Sebi set to allow e-commerce firms to sell mutual funds3 min read . Updated: 27 Jun 2016, 02:34 PM IST
A Sebi panel on digitization of financial services, headed by Nandan Nilekani, has submitted its recommendation, which were then forwarded to Amfi
Mumbai: The capital markets regulator is set to allow online marketplaces such as Flipkart and Amazon to sell mutual funds to make these products more accessible to people.
A Securities and Exchange Board of India (Sebi) panel on digitization of financial services, headed by Infosys Ltd co-founder Nandan Nilekani, submitted its recommendation on 30 May, two people directly familiar with the development said. The recommendations were then forwarded to Association of Mutual Funds in India, or Amfi, by Sebi for feedback and additional inputs, said the people, adding that the aim is to set things rolling within a month.
Initially, Sebi will allow only a few online marketplaces that meet certain criteria, including minimum net-worth, sales, after-sales track record, brand popularity and customer base to sell mutual fund products, one of the two people said.
“Sebi wants the plan to work right from the beginning. The likelihood of a customer visiting well-known online marketplaces such as Flipkart, Amazon India and Paytm on a daily basis is much higher. The idea is to attract as many potential MF investors as possible from day one without creating too much risk for customers," said the person. “Allowing all existing players at one go will not only confuse the customers but also increase the risks for customers post investment."
The participation of established online marketplaces as intermediaries will give potential customers a simple, seamless experience and reduce the chances of transaction-related disputes due to technical snags, said the people cited above.

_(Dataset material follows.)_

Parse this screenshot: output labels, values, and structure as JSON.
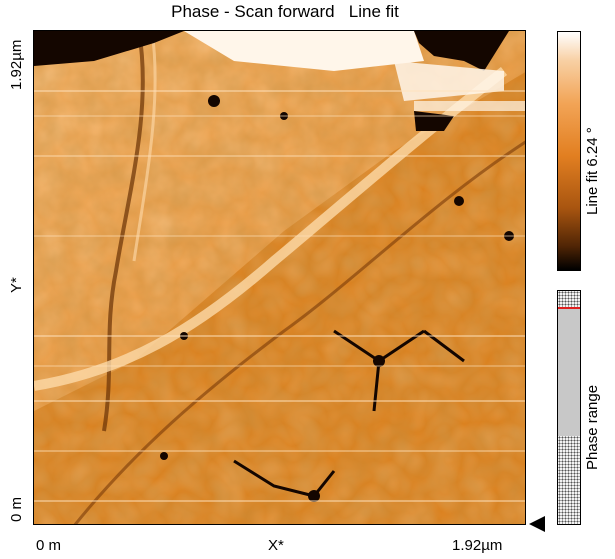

Sebi didn’t respond to an email sent on Friday seeking comment.
Dhirendra Kumar, chief executive of mutual fund analytics firm Value Research Ltd, disagreed with the net-worth and sales criteria proposed to select online intermediaries.
“It is not necessary to stipulate any minimum net-worth norm for an online marketplace to be eligible to sell mutual funds because the transaction is ultimately between the customer and the fund house, and the online platform is only acting as the facilitator," Kumar said. “It is possible that even a small player may come up with brilliant innovation for customers to seamlessly transact in mutual funds through their e-commerce platform."

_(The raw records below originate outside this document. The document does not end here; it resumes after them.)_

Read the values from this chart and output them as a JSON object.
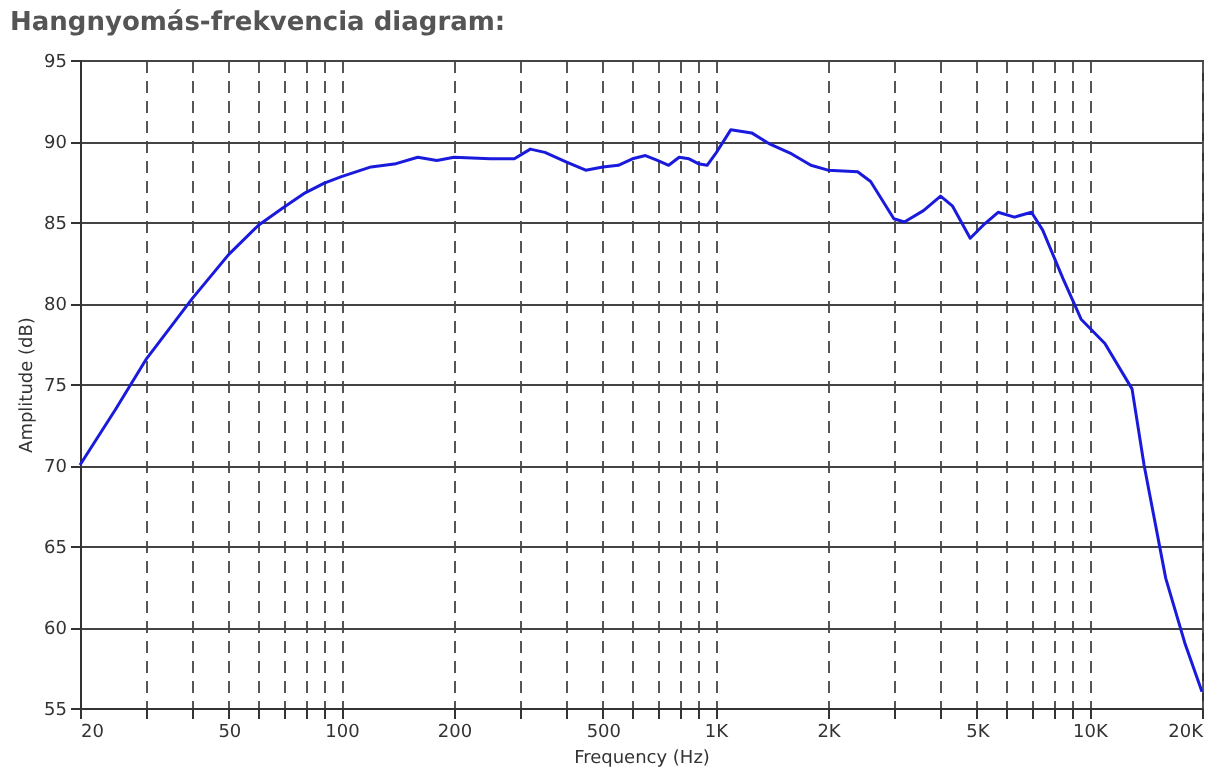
{
  "chart_data": {
    "type": "line",
    "title": "Hangnyomás-frekvencia diagram:",
    "xlabel": "Frequency (Hz)",
    "ylabel": "Amplitude (dB)",
    "x": [
      20,
      25,
      30,
      40,
      50,
      60,
      70,
      80,
      90,
      100,
      120,
      140,
      160,
      180,
      200,
      250,
      290,
      320,
      350,
      400,
      450,
      500,
      550,
      600,
      650,
      700,
      750,
      800,
      850,
      900,
      950,
      1000,
      1100,
      1250,
      1400,
      1600,
      1800,
      2000,
      2400,
      2600,
      3000,
      3200,
      3600,
      4000,
      4300,
      4800,
      5200,
      5700,
      6300,
      7000,
      7500,
      8500,
      9500,
      11000,
      13000,
      14000,
      16000,
      18000,
      20000
    ],
    "series": [
      {
        "color": "#1a1adc",
        "values": [
          70,
          73.5,
          76.5,
          80.3,
          83,
          84.8,
          85.9,
          86.8,
          87.4,
          87.8,
          88.4,
          88.6,
          89.0,
          88.8,
          89.0,
          88.9,
          88.9,
          89.5,
          89.3,
          88.7,
          88.2,
          88.4,
          88.5,
          88.9,
          89.1,
          88.8,
          88.5,
          89.0,
          88.9,
          88.6,
          88.5,
          89.2,
          90.7,
          90.5,
          89.8,
          89.2,
          88.5,
          88.2,
          88.1,
          87.5,
          85.2,
          85.0,
          85.7,
          86.6,
          86.0,
          84.0,
          84.8,
          85.6,
          85.3,
          85.6,
          84.5,
          81.5,
          79.0,
          77.5,
          74.7,
          70,
          63,
          59,
          56
        ]
      }
    ],
    "log": "x",
    "xlim": [
      20,
      20000
    ],
    "ylim": [
      55,
      95
    ],
    "yticks": [
      55,
      60,
      65,
      70,
      75,
      80,
      85,
      90,
      95
    ],
    "xticks": [
      20,
      {
        "value": 30,
        "label": null
      },
      {
        "value": 40,
        "label": null
      },
      50,
      {
        "value": 60,
        "label": null
      },
      {
        "value": 70,
        "label": null
      },
      {
        "value": 80,
        "label": null
      },
      {
        "value": 90,
        "label": null
      },
      100,
      200,
      {
        "value": 300,
        "label": null
      },
      {
        "value": 400,
        "label": null
      },
      500,
      {
        "value": 600,
        "label": null
      },
      {
        "value": 700,
        "label": null
      },
      {
        "value": 800,
        "label": null
      },
      {
        "value": 900,
        "label": null
      },
      {
        "value": 1000,
        "label": "1K"
      },
      {
        "value": 2000,
        "label": "2K"
      },
      {
        "value": 3000,
        "label": null
      },
      {
        "value": 4000,
        "label": null
      },
      {
        "value": 5000,
        "label": "5K"
      },
      {
        "value": 6000,
        "label": null
      },
      {
        "value": 7000,
        "label": null
      },
      {
        "value": 8000,
        "label": null
      },
      {
        "value": 9000,
        "label": null
      },
      {
        "value": 10000,
        "label": "10K"
      },
      {
        "value": 20000,
        "label": "20K"
      }
    ],
    "grid": true,
    "line_style": "solid",
    "marker": "none"
  }
}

The new guidelines, which are likely to be unveiled in a few weeks, will allow customers to buy mutual funds at the lowest commission compared to any other third-party channel, the second person cited above said.
Since the online marketplaces selling mutual-fund products may not be required to make as much effort as independent financial advisors and other distributors to convince customers to invest or make subsequent efforts to make customers churn their portfolio, the commissions charged by the e-commerce sites will be the lowest possible, the people cited above said.
The selling process through the e-commerce websites will be designed to warn investors if products chosen by them are unsuitable with respect to their risk-taking abilities.
A warning message will nudge customers to choose the product carefully if it involves higher risk than the customer can handle.
“After the submission of their personal and income details, potential investors will be able to see a range of MF products that may generally suit their risk profile so that first-time buyers are enthused to select from the list of schemes," said the second person.
Investors will be required to submit their age, income and location details so that the products offered are suitable and they are not exposed to excessive risks, the person added.
To keep things hassle-free, the Nilekani committee has recommended to do away with additional know-your-customer (KYC) requirements.
“Since customers buying mutual fund products on these websites will make payments through banks, the customers will not be required to undergo additional, detailed in-person KYC process. This is because the banks through which they will make the payments may have already done the KYC. However, every MF buyer on these websites may be asked to provide their PAN/Aadhaar after submitting their other details while buying an MF scheme," the first person said.
Kumar said this is a “fantastic" proposal since it will take away the burden of additional KYC for customers, which acts as the biggest hassle for customers.
However, for making payments through e-wallets or by cash to buy MFs on e-commerce platforms, there may be a total annual investment limit of ₹ 50,000. “This is to ensure that all investments are genuine and the platform is not misused for money-laundering activities," said the second person.